Current state: The takeScreenshot MCP tool with server-side “fallback ticket” gating described here has not been implemented. Screenshots are captured as part of observe result. The underlying ADB screencap paths described here are used by the observe implementation. See the Status Glossary for chip definitions.

Goal

Provide a screenshot tool that is explicitly a visual fallback when element lookup fails. The tool should be gated by server-side checks so agents cannot treat it as a primary discovery method.
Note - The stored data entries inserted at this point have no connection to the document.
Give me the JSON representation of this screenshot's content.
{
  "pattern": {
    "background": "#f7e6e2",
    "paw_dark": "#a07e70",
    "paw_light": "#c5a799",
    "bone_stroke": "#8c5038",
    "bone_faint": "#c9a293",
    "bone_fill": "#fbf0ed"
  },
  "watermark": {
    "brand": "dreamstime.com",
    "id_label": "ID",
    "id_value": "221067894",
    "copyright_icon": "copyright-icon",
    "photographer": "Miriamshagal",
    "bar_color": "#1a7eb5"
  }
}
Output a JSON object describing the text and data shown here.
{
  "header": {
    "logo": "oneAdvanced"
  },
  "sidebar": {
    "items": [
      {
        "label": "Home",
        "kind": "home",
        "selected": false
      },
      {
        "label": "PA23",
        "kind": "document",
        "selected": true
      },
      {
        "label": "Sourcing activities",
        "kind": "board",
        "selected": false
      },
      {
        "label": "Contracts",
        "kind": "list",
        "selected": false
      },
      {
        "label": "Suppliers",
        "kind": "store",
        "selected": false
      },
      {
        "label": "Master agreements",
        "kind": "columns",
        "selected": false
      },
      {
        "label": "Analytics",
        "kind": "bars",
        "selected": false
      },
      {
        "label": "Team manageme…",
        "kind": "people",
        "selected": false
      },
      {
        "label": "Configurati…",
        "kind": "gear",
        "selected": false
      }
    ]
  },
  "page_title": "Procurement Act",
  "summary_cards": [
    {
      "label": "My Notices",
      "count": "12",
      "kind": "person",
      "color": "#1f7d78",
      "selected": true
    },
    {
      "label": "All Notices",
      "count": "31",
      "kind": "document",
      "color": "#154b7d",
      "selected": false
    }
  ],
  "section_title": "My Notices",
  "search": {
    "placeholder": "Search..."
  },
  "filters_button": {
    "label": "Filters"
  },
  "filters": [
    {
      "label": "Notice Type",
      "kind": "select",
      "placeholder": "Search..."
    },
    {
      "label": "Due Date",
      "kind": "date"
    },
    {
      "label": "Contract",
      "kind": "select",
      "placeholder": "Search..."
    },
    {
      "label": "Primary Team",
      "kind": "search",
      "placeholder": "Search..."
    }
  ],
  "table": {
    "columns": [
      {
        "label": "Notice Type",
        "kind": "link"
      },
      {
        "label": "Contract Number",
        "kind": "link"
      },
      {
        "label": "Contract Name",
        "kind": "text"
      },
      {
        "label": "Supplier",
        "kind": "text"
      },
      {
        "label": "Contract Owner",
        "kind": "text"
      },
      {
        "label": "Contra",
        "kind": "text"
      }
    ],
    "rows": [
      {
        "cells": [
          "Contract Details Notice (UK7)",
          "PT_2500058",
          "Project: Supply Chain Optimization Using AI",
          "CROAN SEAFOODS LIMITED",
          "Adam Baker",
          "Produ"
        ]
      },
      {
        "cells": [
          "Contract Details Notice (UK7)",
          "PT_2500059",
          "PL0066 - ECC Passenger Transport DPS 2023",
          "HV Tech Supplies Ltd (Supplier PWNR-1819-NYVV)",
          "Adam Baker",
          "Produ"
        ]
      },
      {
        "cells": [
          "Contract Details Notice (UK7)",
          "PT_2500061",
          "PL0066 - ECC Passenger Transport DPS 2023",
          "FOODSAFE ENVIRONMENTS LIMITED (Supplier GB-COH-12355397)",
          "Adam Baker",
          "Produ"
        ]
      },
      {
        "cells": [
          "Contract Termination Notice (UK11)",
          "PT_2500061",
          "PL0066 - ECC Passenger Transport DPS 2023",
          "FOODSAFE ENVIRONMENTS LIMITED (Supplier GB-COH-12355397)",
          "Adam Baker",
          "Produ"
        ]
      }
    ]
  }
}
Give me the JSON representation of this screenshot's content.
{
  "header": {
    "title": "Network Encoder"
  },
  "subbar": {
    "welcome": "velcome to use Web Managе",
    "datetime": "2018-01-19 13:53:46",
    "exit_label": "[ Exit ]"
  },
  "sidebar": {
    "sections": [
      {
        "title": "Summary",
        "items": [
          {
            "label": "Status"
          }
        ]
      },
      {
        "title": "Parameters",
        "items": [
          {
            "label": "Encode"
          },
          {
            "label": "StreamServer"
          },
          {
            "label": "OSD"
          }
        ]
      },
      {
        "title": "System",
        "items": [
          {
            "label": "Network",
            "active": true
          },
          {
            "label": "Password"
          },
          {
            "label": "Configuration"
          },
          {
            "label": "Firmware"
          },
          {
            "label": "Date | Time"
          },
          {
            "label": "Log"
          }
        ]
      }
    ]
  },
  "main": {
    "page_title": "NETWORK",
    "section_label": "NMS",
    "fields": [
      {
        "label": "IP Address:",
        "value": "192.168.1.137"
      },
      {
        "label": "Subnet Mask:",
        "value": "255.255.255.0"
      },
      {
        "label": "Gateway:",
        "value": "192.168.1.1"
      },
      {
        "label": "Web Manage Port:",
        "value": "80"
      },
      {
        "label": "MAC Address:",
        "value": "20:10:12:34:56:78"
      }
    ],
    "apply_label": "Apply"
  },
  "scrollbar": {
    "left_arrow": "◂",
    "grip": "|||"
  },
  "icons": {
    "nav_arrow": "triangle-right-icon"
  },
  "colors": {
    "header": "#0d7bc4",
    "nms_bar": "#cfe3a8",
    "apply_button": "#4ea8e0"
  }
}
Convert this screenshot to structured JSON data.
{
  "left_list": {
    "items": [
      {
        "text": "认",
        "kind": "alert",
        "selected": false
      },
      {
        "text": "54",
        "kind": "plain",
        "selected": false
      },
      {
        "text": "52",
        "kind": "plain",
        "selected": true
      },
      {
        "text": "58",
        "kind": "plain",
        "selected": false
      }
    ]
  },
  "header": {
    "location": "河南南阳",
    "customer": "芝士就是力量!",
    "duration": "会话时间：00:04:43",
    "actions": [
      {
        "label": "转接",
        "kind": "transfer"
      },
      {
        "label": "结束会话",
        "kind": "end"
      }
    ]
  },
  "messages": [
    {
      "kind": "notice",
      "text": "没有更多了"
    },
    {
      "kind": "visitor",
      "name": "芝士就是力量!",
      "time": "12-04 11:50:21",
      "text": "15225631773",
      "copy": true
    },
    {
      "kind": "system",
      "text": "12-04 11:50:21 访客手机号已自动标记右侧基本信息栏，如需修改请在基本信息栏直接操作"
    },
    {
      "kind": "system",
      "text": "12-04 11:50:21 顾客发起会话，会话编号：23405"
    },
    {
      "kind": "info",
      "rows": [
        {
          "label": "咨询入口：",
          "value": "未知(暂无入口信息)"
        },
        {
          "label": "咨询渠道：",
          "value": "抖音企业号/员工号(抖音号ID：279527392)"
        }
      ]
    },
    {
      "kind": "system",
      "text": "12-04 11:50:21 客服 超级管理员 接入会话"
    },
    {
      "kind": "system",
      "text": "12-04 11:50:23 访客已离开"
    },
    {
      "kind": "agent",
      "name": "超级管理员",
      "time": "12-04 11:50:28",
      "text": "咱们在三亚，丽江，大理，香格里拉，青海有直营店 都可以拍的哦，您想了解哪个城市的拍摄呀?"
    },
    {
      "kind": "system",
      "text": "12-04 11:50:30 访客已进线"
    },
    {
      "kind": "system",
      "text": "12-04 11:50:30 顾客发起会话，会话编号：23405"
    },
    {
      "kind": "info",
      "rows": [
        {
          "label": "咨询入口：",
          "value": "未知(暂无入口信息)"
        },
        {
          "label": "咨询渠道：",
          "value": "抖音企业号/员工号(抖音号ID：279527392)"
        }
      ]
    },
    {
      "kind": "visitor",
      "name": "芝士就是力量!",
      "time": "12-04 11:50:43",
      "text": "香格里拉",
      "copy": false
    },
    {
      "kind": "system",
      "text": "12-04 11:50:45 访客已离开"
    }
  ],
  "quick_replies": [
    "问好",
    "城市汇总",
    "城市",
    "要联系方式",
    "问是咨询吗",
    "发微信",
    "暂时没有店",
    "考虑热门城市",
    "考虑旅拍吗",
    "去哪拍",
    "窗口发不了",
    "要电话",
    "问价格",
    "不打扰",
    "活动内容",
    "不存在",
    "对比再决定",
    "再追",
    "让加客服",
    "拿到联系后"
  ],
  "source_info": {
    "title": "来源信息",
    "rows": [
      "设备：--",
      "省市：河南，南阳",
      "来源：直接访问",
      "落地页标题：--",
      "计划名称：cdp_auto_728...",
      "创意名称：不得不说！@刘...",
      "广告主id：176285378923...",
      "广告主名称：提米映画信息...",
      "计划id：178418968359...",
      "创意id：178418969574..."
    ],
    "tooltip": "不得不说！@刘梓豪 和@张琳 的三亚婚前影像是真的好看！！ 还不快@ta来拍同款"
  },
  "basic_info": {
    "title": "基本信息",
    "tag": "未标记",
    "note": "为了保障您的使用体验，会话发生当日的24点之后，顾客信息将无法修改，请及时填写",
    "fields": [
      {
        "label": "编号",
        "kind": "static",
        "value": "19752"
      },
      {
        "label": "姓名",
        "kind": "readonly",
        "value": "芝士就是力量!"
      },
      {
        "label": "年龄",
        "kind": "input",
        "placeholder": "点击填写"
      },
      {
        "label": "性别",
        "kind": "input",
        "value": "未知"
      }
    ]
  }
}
Proposed MCP tool (Not Implemented)

takeScreenshot({
  reason: "element-not-found",
  context: {
    action: "tapOn",
    text: "Login"
  },
  preferReuse: true
})

Key semantics:

  • reason must be element-not-found.
  • Server issues a short-lived “fallback ticket” after a not-found failure; takeScreenshot consumes it. Calls without a ticket fail.
  • preferReuse reuses the most recent observe screenshot if it is fresh (e.g., under 250ms) to avoid another capture.

Android implementation

Preferred capture path (fast, no temp file):

  • adb -s <device> exec-out screencap -p

Fallback path (older devices/emulators):

  • adb -s <device> shell screencap -p /sdcard/automobile/s.png
  • adb -s <device> pull /sdcard/automobile/s.png <out>

Notes:

  • API 29/35 emulators support exec-out reliably; keep the file-based path as a compatibility fallback.
  • If AccessibilityService already delivered a screenshot in the last N ms, reuse it and return reused: true to keep the tool cheap.

Plan

  1. Add MCP tool metadata and server-side gating (fallback ticket).
  2. Reuse recent observe screenshots when available.
  3. Add a reused flag to the response for agent transparency.

Risks

  • Agents can still call the tool after a legitimate not-found, but server gating prevents general misuse.
  • If observe is not delivering screenshots, fallback costs increase.